İstasyon, neredeyse 200 farklı bilimsel tesisi kullanan, astronomik olaylardan temel fizikten mürettebat sağlığı ve bitki büyümesine kadar her şeyi araştıran binlerce bilimsel ve mühendislik çalışmasının merkezi olmuştur. Uzay turizmi olgusu uzay istasyonunda doğdu. Astronotlar toplamda istasyonda neredeyse 127 kişi-yıllık deneyim biriktirmiş ve alçak Dünya yörüngesinde yaşamanın ne olduğuna dair derin bir anlayışa sahip olmuşlardır.
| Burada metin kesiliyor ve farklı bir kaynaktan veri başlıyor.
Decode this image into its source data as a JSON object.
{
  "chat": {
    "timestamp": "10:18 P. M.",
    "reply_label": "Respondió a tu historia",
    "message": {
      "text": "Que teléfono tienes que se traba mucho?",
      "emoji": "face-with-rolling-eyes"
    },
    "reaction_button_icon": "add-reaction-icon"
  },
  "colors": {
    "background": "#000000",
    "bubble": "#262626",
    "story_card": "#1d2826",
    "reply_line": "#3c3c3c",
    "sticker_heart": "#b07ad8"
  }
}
Uluslararası Uzay İstasyonunun iç fotoğraflarını gördüyseniz muhtemelen dağınıklığı fark etmişsinizdir. Her yerde kablolar var. Ekipman koridorlara çıkıyor. Star Trek’in Atılgan’ına veya diğer bilim kurgu uzay aracına benzemiyor. Mürettebat için duş ya da sıfırdan yemek pişirebilecekleri bir mutfak yok. Mürettebatın boş zamanlarında toplanabileceği bir alan bulunmuyor. Ancak bu incelikler olmasa bile, geçmişten gelen, insanlığın ilk kez kalıcı olarak uzayda yaşayacağı bir gelecek vizyonunu açıkça temsil ediyor.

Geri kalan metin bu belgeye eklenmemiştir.